C'est un plus l'expérience, ont traîné leur rock sur toutes les scènes européennes, ont joué avec Billy Lee Riley, ce qui vous classe un homme définitivement - dans le haut du panier - se préparent à partir en tournée aux States, mais si la pêche – très juteuse – est encore dégoulinante, les chevaux grisonnent et comme l'avouera en grimaçant Olivier « Dans vingt ans, je ne sais pas si nous serons encore là ».
A part ça, on ne peut pas dire que ce soit un grand bavard Olivier, quand il parle, donne plutôt dans la concision, il ôte le médiator de sa bouche, dit « Merci ! » aux fans qui exultent de joie, et il lance le morceau suivant à toute allure. Sont disposés en carré parfait. Freddy à la guitare et David à la batterie. Les deux autres ne leur posent pas trop de souci. Ne se quittent pas des yeux et chacun regarde l'autre pour voir s'il peut relever le défi du genre si tu peux faire plus vite et plus fort, ne te gêne pas. Et je vous jure que le sagouin ne chôme pas pour pousser la mise en avant. A eux deux ils abattent un boulot monstrueux.

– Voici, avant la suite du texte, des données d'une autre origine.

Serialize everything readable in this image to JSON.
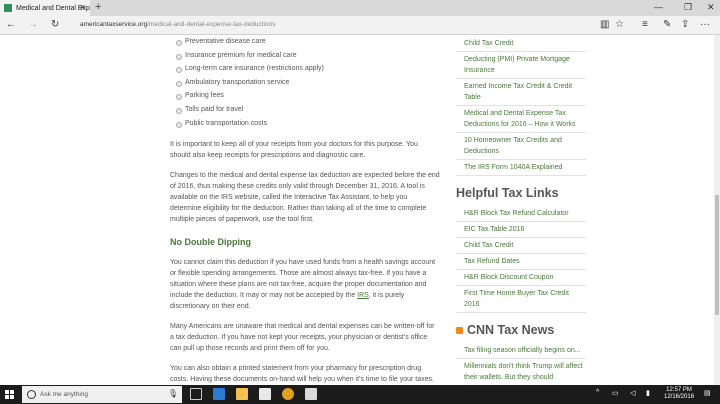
{
  "browser": {
    "tab_title": "Medical and Dental Exp",
    "url_domain": "americantaxservice.org",
    "url_path": "/medical-and-dental-expense-tax-deductions"
  },
  "main": {
    "bullets": [
      "Preventative disease care",
      "Insurance premium for medical care",
      "Long-term care insurance (restrictions apply)",
      "Ambulatory transportation service",
      "Parking fees",
      "Tolls paid for travel",
      "Public transportation costs"
    ],
    "p1": "It is important to keep all of your receipts from your doctors for this purpose. You should also keep receipts for prescriptions and diagnostic care.",
    "p2": "Changes to the medical and dental expense tax deduction are expected before the end of 2016, thus making these credits only valid through December 31, 2016. A tool is available on the IRS website, called the Interactive Tax Assistant, to help you determine eligibility for the deduction. Rather than taking all of the time to complete multiple pieces of paperwork, use the tool first.",
    "h_no_double": "No Double Dipping",
    "p3_a": "You cannot claim this deduction if you have used funds from a health savings account or flexible spending arrangements. Those are almost always tax-free. If you have a situation where these plans are not tax-free, acquire the proper documentation and include the deduction. It may or may not be accepted by the ",
    "p3_link": "IRS",
    "p3_b": ", it is purely discretionary on their end.",
    "p4": "Many Americans are unaware that medical and dental expenses can be written-off for a tax deduction. If you have not kept your receipts, your physician or dentist's office can pull up those records and print them off for you.",
    "p5": "You can also obtain a printed statement from your pharmacy for prescription drug costs. Having these documents on-hand will help you when it's time to file your taxes."
  },
  "sidebar": {
    "top_links": [
      "Child Tax Credit",
      "Deducting (PMI) Private Mortgage Insurance",
      "Earned Income Tax Credit & Credit Table",
      "Medical and Dental Expense Tax Deductions for 2016 – How it Works",
      "10 Homeowner Tax Credits and Deductions",
      "The IRS Form 1040A Explained"
    ],
    "helpful_title": "Helpful Tax Links",
    "helpful_links": [
      "H&R Block Tax Refund Calculator",
      "EIC Tax Table 2016",
      "Child Tax Credit",
      "Tax Refund Dates",
      "H&R Block Discount Coupon",
      "First Time Home Buyer Tax Credit 2016"
    ],
    "cnn_title": "CNN Tax News",
    "cnn_links": [
      "Tax filing season officially begins on...",
      "Millennials don't think Trump will affect their wallets. But they should"
    ]
  },
  "taskbar": {
    "search_placeholder": "Ask me anything",
    "time": "12:57 PM",
    "date": "12/16/2016"
  }
}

Bétonnent dur. Une guitare à la Cochran et une batterie qui s'introduit de force dans les interstices pourtant très étroits. Un peu monotone au bout d'une heure, mais terriblement efficace. Ne tombent jamais dans le haché menu des groupes Ted, car ils ont compris que le secret ultime du rythme résidait dans la non fragmentation du flux combiné de leurs deux énergies combinées.
Du coup, l'autre partie de l'équipe carracole sur l'imprenable chemin de garde. N'ont pas terminé trois morceaux que déjà Laurent est couché à terre comme s'il était tombé de sa contrebasse. Ce n'est pas un accident, mais une volonté délibérée d'augmenter la pression. Tisse des dentelles et des filets de protection avec les cordes de sa basse. Ce qui permettra à Laurent de se rappeler dans la deuxième partie du set, qu'en plus du mur du son qu'il n'arrête pas de construire, il a le droit lui aussi de tricoter quelques enjolivements du meilleur aloi.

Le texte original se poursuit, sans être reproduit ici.